COLOGNE.- Genaro Strobel’s exhibition “Shining Bright” features a selection of four medium-sized wood engravings produced in Berlin and Vienna in early 2022 along with a previous one from 2018. Strobel first presented four of his “Farbkreise” (“Color Wheels”) at his exhibition “Size” held at Kunsthalle Darmstadt in 2021. Measuring 4 meters tall and 7 meters wide, they easily filled the main hall there. Displayed in an informal setting overlooking the Rhine (the Priska Pasquer Gallery’s temporary home in Cologne), their theme takes center stage. In a nutshell, color is Genaro Strobel’s theme. Instead of the photogravure and letterpress inks he’s previously experimented with, this marks a return to artists’ oil paints, no doubt because of their unsurpassed radiance and their spectrum – and also perhaps because he’s seeking to get closer to painting.

Genaro Strobel has continuously developed his technique referred to here as “wood engraving.” He begins the process by familiarizing himself with a place, observing and returning to it. Having conceived of a picture, he then starts taking more specific photographs. Once he’s decided on its format, he uses graphics software to continue editing his images before cutting – or rather burning – entire images onto a series of wood veneer panels with a laser. He then applies ink to these printing blocks with brush and roller. The resulting prints are merely assembled; no brushstrokes are added, no corrections made. Each of Strobel’s works is unique, for the combination of photographic image, impression (grain), and expressive painting always gives rise to a new work that’s more than the sum of the sequence of interrelated steps in its creation.

When taking a walk through the forest, we see each tree as an individual. And its individual fate is probably what Genaro Strobel has in mind by highlighting the grains of various tree species (e.g., ash, cherry, poplar, and walnut). Apart from the grain, however, the veneers – cut and mirrored – come into their own in the exhibition. The veneer prints are presented horizontally, i.e., the trunk has been tilted by 90 degrees. As a result, the background somewhat resembles the surface of a river flowing calmly.

“Shining Bright,” the piece lending its title to the exhibition, yet also “Farbiges Grau” (“Colorful Gray”) leading up to it, are both characterized by figures. Some round, others outlined, they stand out from the background by means of a halo, whose color they can adopt like a chameleon. While talking to Strobel, he explained that the bizarre figures represent memories of walking through Berlin and that, just like visitors to a city or an art gallery, they, too, can now immerse themselves in something – namely the imprints of veneer patterns!
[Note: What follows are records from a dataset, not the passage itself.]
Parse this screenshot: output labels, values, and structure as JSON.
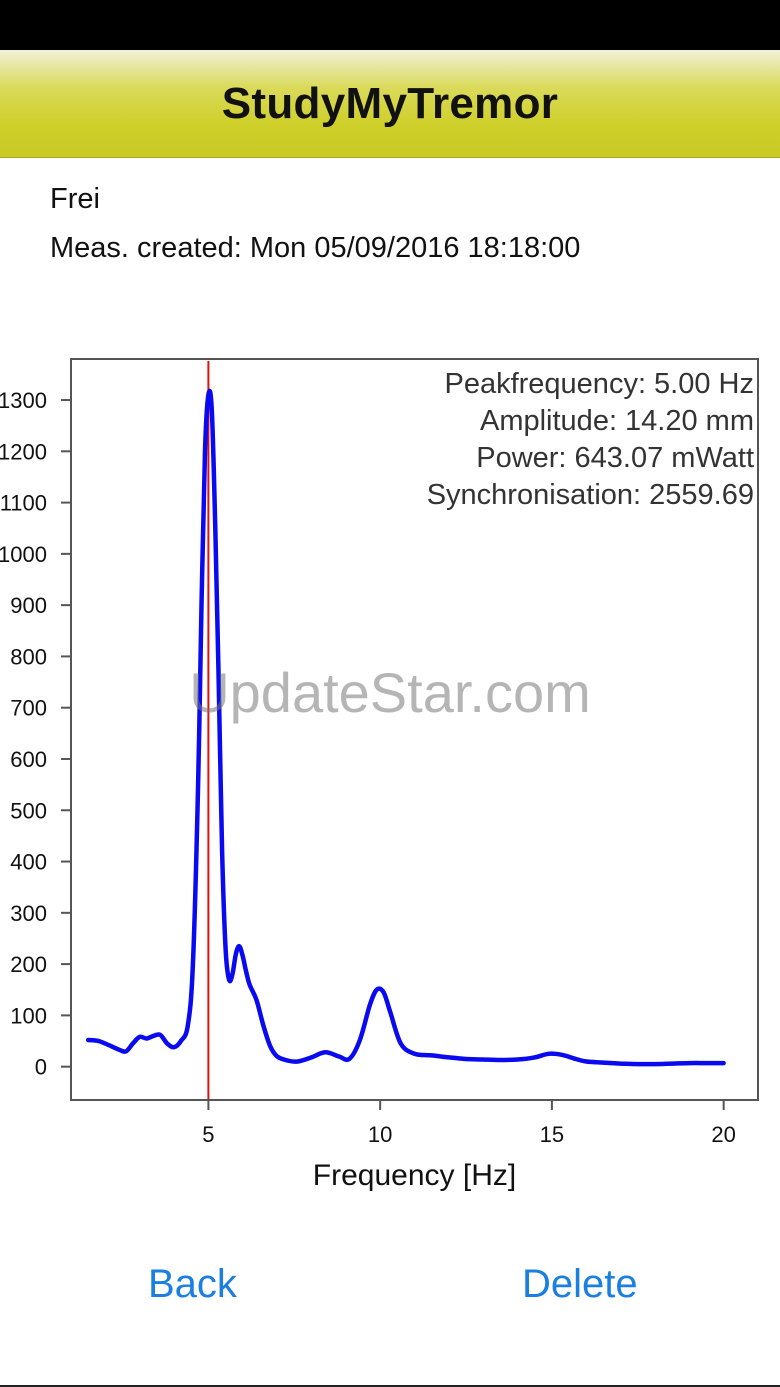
{
  "nav": {
    "title": "StudyMyTremor"
  },
  "measurement": {
    "name": "Frei",
    "created": "Meas. created: Mon 05/09/2016 18:18:00"
  },
  "stats": {
    "peak": "Peakfrequency: 5.00 Hz",
    "amplitude": "Amplitude: 14.20 mm",
    "power": "Power: 643.07 mWatt",
    "sync": "Synchronisation: 2559.69"
  },
  "watermark": "UpdateStar.com",
  "buttons": {
    "back": "Back",
    "delete": "Delete"
  },
  "colors": {
    "series": "#0a0af0",
    "peak_line": "#e01010",
    "link": "#1a7fe0"
  },
  "chart_data": {
    "type": "line",
    "xlabel": "Frequency [Hz]",
    "ylabel": "",
    "xlim": [
      1.0,
      21.0
    ],
    "ylim": [
      -65,
      1380
    ],
    "xticks": [
      5,
      10,
      15,
      20
    ],
    "yticks": [
      0,
      100,
      200,
      300,
      400,
      500,
      600,
      700,
      800,
      900,
      1000,
      1100,
      1200,
      1300
    ],
    "peak_marker_x": 5.0,
    "series": [
      {
        "x": [
          1.5,
          1.8,
          2.1,
          2.4,
          2.6,
          2.8,
          3.0,
          3.2,
          3.4,
          3.6,
          3.8,
          4.0,
          4.2,
          4.4,
          4.55,
          4.7,
          4.8,
          4.9,
          5.0,
          5.1,
          5.2,
          5.3,
          5.4,
          5.5,
          5.6,
          5.7,
          5.8,
          5.9,
          6.0,
          6.1,
          6.2,
          6.4,
          6.6,
          6.8,
          7.0,
          7.3,
          7.6,
          8.0,
          8.4,
          8.8,
          9.1,
          9.4,
          9.7,
          9.9,
          10.1,
          10.3,
          10.6,
          11.0,
          11.5,
          12.0,
          12.5,
          13.0,
          13.5,
          14.0,
          14.5,
          14.9,
          15.3,
          15.7,
          16.0,
          16.5,
          17.0,
          17.5,
          18.0,
          18.5,
          19.0,
          19.5,
          20.0
        ],
        "values": [
          52,
          50,
          42,
          33,
          30,
          45,
          58,
          55,
          60,
          62,
          45,
          38,
          50,
          80,
          200,
          550,
          900,
          1200,
          1310,
          1280,
          1050,
          750,
          420,
          230,
          170,
          180,
          220,
          235,
          215,
          185,
          160,
          130,
          80,
          40,
          20,
          12,
          10,
          18,
          28,
          20,
          15,
          50,
          120,
          150,
          145,
          105,
          45,
          25,
          22,
          18,
          15,
          14,
          13,
          14,
          18,
          25,
          23,
          15,
          10,
          8,
          6,
          5,
          5,
          6,
          7,
          7,
          7
        ]
      }
    ]
  }
}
In his compositions, Genaro Strobel allows color free rein. Refusing to systematize it, nevertheless he confidently associates his “Color Wheels” with attempts by, say, Goethe to describe the wavelengths of visible light as accurately as possible. His “Color Wheel 11” in orange and red selected for “Shining Bright” is superimposed with the greatly enlarged motif of a line drawing (also by Strobel) which, with its yellow and greenish-blue coloring, is reminiscent of a coat of arms on a flag. “Schwarz” (“Black”) is the title of the last of his new works. This, the darkest of all colors, has always exerted an effect on viewers that’s hard to describe. Genaro Strobel tries to capture this impact as something “draining” in an image where the color black is deep and, thanks to its warm color gradients exemplified in this work, emphasized as the main motif.

The earlier work from 2018 bears an abbreviation as its title that stands for “Zwischen dem Auge und dem Gehirn” (“Between eye and brain”). Printed entirely in black, it contains two views of a full moon side by side, slightly rotated against each other. The composition is reminiscent of a stereoscopic image, the illusion of three-dimensionality. However, the different axes can’t be related to the same subject simultaneously. Between eye and brain are the fibers of the optic nerve. As Genaro Strobel wrote in an email, this is where all his wood engravings start. And it’s also the place they’re supposed to return to when they’re eventually hung on a wall and viewed without prejudice.